PARIS - Der französische Multimilliardär und LVMH-Chef Bernard Arnault landet seinen nächsten Coup: Der französische Luxusgüterkonzern schluckt den italienischen Schmuck- und Uhrenhersteller Bulgari. Im Herbst 2010 hatte sich Arnault heimlich beim französischen Rivalen Hermès eingekauft.

Arnault gilt als reichster Mann Europas und als ebenso ehrgeiziger wie erfolgreicher Markenjäger. 60 meist große Namen hat er bereits unter dem Dach seines LVMH-Konzerns vereint (u. a. die Champagnermarke Moët & Chandon und die Modelabels Louis Vuitton und Christian Dior). Die Bulgari-Übernahme ist die größte seit Jahren. „Der Zusammenschluss ist die perfekte Kombination“, so Arnault.

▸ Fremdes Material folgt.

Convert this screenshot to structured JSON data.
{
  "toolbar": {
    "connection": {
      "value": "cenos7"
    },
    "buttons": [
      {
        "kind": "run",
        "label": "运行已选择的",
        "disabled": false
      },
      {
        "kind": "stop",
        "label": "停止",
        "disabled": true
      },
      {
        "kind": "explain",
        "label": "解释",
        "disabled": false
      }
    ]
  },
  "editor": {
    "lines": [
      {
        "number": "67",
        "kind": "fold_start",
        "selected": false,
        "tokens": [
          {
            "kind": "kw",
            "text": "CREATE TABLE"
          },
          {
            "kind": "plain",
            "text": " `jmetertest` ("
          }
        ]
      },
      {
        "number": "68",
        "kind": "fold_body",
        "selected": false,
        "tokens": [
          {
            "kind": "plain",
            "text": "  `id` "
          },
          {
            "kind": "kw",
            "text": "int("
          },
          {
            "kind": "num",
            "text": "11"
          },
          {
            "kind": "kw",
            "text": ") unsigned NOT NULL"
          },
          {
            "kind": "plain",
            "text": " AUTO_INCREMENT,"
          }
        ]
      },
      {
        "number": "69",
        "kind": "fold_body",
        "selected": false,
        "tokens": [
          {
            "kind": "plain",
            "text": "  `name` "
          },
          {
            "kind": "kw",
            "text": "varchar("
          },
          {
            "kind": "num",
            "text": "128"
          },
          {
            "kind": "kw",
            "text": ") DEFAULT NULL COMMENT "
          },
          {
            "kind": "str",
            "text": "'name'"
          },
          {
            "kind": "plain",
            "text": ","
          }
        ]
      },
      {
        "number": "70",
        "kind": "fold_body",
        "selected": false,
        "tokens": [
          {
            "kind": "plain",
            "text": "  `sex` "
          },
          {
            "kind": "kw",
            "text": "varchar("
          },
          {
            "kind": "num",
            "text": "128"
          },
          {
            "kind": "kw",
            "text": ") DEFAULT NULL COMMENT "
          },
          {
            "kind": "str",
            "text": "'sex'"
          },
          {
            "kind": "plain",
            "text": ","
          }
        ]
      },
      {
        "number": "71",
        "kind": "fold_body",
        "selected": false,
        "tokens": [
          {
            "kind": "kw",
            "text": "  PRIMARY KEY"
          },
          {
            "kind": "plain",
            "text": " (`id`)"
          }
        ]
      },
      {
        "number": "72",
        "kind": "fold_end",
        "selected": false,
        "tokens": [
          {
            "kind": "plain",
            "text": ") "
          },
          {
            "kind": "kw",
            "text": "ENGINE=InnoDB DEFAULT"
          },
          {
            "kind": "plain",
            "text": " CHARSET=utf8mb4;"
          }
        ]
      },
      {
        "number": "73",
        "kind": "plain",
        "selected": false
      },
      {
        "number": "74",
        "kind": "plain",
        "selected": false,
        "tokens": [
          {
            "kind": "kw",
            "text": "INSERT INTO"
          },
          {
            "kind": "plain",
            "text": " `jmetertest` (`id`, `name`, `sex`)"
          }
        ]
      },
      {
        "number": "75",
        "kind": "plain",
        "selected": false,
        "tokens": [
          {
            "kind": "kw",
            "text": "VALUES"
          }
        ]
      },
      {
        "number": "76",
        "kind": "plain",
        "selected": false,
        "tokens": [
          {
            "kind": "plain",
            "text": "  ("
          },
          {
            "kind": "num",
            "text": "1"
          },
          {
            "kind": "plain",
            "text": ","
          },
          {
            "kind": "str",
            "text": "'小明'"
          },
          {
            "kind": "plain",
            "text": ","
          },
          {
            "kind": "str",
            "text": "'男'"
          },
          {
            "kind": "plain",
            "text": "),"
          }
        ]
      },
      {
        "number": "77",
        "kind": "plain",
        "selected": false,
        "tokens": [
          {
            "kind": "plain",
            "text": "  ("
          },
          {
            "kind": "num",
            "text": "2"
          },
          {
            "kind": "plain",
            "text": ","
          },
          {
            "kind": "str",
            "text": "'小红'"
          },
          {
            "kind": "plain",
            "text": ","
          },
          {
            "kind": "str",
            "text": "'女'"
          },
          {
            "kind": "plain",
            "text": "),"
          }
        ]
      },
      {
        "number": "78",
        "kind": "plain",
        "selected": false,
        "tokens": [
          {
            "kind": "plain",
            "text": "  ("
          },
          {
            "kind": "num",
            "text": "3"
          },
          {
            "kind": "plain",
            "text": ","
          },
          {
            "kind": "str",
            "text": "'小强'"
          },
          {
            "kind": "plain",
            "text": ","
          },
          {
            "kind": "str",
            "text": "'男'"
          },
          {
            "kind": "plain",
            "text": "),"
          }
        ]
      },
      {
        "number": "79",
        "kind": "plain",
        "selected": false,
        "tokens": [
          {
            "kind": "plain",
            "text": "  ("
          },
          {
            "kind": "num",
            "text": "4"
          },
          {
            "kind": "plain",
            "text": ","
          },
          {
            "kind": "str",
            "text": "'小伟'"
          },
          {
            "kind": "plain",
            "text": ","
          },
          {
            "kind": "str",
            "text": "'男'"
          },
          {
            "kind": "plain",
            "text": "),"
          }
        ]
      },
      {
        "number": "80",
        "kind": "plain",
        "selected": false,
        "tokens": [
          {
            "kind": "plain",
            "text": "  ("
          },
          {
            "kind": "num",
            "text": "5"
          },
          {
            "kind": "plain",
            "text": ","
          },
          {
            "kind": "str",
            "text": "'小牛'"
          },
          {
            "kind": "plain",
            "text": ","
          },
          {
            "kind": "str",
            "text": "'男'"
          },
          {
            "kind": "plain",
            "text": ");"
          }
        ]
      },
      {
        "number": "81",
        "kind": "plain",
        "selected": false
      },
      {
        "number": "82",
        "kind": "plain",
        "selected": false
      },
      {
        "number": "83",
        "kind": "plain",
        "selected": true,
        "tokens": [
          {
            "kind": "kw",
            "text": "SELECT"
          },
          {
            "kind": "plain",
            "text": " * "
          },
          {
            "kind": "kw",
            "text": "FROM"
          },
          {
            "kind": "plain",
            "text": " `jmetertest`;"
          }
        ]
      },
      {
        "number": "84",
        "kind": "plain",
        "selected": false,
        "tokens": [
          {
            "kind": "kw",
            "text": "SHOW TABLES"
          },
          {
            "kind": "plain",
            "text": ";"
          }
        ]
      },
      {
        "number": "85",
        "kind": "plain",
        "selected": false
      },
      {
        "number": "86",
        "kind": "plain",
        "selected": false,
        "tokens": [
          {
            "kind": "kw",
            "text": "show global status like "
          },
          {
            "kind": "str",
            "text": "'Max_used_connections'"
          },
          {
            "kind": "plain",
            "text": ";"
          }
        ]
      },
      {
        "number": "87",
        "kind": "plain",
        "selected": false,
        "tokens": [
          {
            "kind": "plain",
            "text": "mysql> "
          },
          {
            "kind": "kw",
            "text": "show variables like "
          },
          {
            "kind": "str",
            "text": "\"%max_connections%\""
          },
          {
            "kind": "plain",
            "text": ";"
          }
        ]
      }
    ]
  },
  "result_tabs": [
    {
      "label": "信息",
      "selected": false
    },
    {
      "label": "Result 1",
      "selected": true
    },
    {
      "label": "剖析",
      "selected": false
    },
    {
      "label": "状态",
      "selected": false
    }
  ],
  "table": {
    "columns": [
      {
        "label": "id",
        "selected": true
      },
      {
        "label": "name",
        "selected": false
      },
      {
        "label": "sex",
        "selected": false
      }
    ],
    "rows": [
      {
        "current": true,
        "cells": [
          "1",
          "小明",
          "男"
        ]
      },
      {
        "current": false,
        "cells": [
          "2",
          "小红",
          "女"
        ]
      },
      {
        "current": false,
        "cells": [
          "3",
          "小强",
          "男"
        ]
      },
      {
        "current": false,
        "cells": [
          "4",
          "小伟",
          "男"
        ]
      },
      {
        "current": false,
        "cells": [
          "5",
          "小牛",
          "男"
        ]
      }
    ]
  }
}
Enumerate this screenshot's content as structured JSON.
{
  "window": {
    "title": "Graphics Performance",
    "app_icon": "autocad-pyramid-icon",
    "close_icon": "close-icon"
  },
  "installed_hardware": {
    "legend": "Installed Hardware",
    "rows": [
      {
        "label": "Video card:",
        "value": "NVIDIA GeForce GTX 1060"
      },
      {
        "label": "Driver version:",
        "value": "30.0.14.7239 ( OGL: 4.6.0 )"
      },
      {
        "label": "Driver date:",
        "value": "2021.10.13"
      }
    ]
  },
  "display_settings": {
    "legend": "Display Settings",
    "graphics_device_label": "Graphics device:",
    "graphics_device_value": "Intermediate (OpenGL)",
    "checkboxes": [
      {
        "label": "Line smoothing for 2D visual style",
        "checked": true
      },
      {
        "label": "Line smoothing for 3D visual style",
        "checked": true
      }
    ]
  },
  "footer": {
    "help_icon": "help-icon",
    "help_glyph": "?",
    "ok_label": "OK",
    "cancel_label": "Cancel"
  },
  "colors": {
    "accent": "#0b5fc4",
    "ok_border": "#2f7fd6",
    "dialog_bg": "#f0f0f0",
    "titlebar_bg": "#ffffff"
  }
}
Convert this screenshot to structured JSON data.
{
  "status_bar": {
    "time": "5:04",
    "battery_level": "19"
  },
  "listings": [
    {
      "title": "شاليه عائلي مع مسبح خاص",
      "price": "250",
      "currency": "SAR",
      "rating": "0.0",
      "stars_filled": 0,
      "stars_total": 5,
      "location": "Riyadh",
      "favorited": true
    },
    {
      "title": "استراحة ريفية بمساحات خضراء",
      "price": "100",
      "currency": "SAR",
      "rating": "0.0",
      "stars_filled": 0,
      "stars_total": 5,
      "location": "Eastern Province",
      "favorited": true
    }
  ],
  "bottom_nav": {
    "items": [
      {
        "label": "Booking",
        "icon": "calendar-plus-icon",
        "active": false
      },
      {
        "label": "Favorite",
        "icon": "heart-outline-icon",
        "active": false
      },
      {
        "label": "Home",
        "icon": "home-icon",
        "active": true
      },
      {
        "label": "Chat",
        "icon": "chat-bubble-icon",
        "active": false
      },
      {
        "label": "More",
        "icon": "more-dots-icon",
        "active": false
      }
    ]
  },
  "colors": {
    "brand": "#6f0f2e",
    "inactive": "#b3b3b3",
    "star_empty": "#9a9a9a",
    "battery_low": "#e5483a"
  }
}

Wie beide Unternehmen am Montag mitteilten, gibt die Familie Bulgari ihr Mehrheits-Aktienpaket von 50,4 Prozent im Tausch gegen LVMH-Papiere ab. Den restlichen Bulgari-Aktionären wird ein Barangebot von 12,25 Euro je Anteil vorgelegt. Die Bulgari-Familie erhält für ihre 152,5 Millionen Aktien 16,5 Millionen neue LVMH-Papiere und steigt damit zum zweitgrößten Familien-Aktionär nach Arnault auf. Experten zufolge hat das Geschäft einen Wert von 3,7 Milliarden Euro. Dies entspreche einem Aufschlag von 60 Prozent. Die Bulgarie-Aktie schnellte im Handel vorübergehend um 60 Prozent nach oben. LVMH-Papiere tendierten hingegen unverändert.